My concern is, when I talk to individuals who are actually practicing medicine or who are doing clinical nursing and really on the ground, especially in our rural communities, you talk to individuals who are trying to run a hospital in a rural community or trying to practice medicine in a rural community, those are individuals that are very concerned about the direction of our health care system because they don’t think that their concerns are being heard on the national level.
Specifically, I think if you look at, going back to the Medicaid issue, I’ve spent the last eight months studying Medicaid and ways that we can improve it in the state of Arkansas.
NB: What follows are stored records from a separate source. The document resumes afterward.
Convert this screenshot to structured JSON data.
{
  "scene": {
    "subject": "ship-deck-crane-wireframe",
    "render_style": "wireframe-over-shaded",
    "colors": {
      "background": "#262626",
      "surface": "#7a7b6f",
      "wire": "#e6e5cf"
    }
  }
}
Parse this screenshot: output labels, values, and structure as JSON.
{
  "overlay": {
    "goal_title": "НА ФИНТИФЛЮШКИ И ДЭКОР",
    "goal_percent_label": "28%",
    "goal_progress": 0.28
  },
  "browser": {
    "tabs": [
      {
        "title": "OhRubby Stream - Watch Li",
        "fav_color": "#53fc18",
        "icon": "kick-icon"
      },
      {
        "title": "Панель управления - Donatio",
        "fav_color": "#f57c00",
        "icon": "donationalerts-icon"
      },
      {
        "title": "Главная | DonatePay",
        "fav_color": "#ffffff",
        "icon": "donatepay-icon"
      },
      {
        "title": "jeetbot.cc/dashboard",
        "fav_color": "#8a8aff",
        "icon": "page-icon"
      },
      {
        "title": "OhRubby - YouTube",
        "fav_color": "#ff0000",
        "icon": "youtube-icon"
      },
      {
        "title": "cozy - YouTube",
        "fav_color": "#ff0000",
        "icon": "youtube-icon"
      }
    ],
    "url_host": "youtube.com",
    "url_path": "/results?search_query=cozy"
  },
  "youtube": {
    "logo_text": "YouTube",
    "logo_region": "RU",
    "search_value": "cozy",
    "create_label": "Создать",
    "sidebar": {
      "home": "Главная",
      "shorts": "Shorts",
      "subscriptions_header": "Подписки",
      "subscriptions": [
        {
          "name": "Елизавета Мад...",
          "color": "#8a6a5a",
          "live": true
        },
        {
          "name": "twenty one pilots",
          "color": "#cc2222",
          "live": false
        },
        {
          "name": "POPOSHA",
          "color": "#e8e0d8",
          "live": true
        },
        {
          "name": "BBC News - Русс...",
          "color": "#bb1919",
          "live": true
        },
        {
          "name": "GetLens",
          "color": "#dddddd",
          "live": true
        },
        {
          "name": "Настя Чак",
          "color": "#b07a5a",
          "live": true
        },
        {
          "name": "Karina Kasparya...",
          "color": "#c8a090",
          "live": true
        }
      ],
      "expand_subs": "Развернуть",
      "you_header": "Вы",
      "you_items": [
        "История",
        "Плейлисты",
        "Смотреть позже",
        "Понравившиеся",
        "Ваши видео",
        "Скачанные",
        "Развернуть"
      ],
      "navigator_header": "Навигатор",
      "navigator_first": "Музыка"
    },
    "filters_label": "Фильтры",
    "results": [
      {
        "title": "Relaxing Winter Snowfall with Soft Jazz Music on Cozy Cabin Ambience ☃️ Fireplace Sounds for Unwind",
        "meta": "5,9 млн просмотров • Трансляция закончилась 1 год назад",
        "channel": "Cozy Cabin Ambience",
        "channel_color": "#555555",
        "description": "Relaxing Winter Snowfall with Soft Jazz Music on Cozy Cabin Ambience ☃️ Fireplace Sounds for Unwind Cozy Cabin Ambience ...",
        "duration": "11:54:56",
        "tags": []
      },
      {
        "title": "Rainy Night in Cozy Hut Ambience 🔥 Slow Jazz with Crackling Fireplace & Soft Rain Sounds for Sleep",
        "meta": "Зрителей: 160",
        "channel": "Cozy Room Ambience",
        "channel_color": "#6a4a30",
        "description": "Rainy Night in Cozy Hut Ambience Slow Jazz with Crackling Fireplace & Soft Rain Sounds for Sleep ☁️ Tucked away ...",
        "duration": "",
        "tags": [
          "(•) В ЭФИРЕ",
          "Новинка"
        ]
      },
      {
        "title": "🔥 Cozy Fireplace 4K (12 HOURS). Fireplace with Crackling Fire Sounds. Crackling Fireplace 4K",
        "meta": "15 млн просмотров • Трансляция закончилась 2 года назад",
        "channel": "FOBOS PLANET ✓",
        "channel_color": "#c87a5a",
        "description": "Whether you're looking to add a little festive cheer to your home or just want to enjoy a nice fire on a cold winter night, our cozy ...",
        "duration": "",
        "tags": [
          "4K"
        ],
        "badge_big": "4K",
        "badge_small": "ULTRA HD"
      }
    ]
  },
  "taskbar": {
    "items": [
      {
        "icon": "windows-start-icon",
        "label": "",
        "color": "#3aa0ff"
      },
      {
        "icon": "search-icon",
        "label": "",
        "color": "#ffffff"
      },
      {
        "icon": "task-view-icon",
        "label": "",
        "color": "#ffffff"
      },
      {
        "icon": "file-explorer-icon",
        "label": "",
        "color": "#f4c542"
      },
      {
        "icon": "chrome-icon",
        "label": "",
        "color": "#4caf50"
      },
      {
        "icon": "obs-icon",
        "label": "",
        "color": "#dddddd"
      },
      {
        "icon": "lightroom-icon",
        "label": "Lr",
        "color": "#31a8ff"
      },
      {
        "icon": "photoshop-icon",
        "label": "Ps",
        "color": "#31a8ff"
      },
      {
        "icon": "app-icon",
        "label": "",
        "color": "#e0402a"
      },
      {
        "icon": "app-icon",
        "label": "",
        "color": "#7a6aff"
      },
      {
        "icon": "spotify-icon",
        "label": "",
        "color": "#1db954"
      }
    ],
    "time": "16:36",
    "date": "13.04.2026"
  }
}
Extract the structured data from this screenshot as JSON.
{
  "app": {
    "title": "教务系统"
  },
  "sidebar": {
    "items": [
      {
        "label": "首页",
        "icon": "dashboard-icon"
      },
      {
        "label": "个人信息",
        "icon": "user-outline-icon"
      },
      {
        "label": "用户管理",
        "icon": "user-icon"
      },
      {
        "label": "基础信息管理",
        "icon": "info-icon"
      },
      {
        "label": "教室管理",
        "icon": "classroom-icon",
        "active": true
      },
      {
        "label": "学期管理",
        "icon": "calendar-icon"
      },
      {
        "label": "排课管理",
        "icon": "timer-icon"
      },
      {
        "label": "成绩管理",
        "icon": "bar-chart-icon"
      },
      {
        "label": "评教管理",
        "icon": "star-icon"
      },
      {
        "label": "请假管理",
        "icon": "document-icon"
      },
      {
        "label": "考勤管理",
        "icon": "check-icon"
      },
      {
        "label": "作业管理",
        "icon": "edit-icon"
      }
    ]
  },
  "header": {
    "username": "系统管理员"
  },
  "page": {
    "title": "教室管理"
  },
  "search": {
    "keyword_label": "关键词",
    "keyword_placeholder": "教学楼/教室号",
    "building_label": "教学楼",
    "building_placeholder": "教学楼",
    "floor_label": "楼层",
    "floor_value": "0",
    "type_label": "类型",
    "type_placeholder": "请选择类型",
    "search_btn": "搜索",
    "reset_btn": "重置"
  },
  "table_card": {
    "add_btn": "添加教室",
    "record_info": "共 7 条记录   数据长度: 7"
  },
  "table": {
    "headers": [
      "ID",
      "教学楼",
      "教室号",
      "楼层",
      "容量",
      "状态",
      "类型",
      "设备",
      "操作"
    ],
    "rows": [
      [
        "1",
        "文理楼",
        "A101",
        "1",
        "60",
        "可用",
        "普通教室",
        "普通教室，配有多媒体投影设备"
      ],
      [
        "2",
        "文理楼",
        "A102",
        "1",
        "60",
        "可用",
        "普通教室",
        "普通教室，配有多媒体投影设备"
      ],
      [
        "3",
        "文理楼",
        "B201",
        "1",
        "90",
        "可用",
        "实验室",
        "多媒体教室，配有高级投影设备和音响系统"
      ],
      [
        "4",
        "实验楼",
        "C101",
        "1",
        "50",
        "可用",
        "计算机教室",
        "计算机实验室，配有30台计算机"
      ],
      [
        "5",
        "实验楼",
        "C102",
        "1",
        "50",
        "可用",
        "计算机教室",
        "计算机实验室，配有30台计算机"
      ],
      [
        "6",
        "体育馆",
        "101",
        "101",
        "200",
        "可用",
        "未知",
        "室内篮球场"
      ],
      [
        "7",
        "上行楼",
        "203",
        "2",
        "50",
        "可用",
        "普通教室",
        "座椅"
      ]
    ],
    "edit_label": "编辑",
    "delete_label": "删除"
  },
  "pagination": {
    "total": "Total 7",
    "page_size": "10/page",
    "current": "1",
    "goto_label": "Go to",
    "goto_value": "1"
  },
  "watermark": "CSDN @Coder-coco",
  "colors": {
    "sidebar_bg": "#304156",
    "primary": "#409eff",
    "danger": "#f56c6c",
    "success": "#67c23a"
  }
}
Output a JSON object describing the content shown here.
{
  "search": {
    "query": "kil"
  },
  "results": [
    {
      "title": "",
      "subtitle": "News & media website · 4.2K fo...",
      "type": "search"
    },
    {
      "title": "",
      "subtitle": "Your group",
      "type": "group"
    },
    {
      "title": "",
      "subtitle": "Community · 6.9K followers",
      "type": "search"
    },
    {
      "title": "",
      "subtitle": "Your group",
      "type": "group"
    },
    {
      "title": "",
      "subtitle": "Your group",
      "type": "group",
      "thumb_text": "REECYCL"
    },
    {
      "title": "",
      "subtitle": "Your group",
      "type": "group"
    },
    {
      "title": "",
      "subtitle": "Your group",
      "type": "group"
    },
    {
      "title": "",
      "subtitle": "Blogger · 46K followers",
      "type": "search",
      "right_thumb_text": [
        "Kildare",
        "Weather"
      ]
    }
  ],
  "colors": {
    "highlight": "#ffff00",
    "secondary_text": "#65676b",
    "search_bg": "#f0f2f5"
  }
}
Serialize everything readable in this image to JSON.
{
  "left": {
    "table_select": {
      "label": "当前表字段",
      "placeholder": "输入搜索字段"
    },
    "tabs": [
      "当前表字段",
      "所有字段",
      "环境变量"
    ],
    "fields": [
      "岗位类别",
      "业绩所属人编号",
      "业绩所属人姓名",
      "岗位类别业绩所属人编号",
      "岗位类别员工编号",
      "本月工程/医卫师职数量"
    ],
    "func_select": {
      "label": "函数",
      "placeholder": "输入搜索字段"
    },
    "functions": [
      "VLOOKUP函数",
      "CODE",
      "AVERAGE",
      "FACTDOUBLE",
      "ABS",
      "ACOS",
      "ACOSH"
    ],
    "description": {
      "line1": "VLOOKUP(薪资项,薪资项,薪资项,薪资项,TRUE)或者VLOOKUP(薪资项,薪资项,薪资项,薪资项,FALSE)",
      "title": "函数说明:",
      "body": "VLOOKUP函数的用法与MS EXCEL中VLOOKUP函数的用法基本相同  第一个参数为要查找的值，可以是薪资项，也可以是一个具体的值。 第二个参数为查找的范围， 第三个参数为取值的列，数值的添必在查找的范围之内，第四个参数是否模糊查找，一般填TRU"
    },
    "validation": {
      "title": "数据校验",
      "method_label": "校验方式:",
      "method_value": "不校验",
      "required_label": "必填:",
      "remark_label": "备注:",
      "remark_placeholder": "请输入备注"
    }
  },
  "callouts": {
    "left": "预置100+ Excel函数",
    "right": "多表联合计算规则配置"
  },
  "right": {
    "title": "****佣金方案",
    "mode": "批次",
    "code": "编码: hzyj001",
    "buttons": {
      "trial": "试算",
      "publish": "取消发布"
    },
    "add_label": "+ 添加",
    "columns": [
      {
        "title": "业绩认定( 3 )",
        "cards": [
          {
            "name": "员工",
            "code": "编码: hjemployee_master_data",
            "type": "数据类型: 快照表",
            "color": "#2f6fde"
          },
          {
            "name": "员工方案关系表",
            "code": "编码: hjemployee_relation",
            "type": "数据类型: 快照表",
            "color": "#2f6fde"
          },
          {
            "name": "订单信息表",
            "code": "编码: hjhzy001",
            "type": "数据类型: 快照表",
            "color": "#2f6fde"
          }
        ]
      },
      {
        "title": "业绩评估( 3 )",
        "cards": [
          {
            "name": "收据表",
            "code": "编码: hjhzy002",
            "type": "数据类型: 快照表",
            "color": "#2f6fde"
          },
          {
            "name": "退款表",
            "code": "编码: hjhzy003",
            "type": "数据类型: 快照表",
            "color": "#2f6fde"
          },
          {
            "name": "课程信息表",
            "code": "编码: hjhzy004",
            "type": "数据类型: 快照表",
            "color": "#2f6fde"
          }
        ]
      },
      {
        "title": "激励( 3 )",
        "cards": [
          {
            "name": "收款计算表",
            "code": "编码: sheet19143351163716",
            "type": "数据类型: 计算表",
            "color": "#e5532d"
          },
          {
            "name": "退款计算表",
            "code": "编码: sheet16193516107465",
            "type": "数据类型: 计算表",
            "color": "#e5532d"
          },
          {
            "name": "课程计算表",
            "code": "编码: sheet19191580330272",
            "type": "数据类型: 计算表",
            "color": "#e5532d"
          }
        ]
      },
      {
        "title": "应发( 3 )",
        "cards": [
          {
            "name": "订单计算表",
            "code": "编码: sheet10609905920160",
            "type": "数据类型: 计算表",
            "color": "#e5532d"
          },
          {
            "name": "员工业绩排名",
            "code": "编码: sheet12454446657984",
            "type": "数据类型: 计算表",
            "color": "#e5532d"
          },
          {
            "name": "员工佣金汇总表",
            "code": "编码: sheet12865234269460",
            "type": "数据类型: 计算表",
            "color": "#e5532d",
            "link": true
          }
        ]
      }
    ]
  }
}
Almost without exception, every regulation, everything that is a set-in-stone law or whatever, that we would need to revise, with a few exceptions, is set nationally. And we’re talking about a system that was implemented and designed 50 years ago. We’ve been nibbling around the edges when actually, in my opinion, the Medicaid system needs a significant federal overhaul, and it’s long overdue because we’re trying to put a square peg in a round hole to fix our national health care problem, and we’re not going to be able to.”
TB&P: Do you catch yourself looking at things from too much of a physician’s perspective, and then having to back off from that?
Bledsoe: A lot of people have asked me similar questions, and what concerns me a little bit is, is that there seems to be a narrative going around medicine today and health care today that clinical individuals are not the best people to be making decisions about the health care system because they’re so biased because they’re in it. And my response to that is simply that everyone approaches these health care issues with a bias. You look at an insurance executive. They have a bias. A government bureaucrat has a bias.
I really feel like my clinical background and my expertise in the world of clinical medicine is only an advantage when I’m looking at these health care issues. Now definitely, I think you need additional training. You need additional understanding of health care economics, but I would go so far as to say that it’s a lot easier for a clinical person to make that transition than it is for someone who has no clinical training, who simply studied, for instance, business or accounting, and try to make really good decisions regarding our overall health care system.
I do think that as a physician, it’s important that you use these other lenses to look at our health care system, but at the same time, I don’t think being a physician biases me so much that I feel like I’m having to correct it significantly.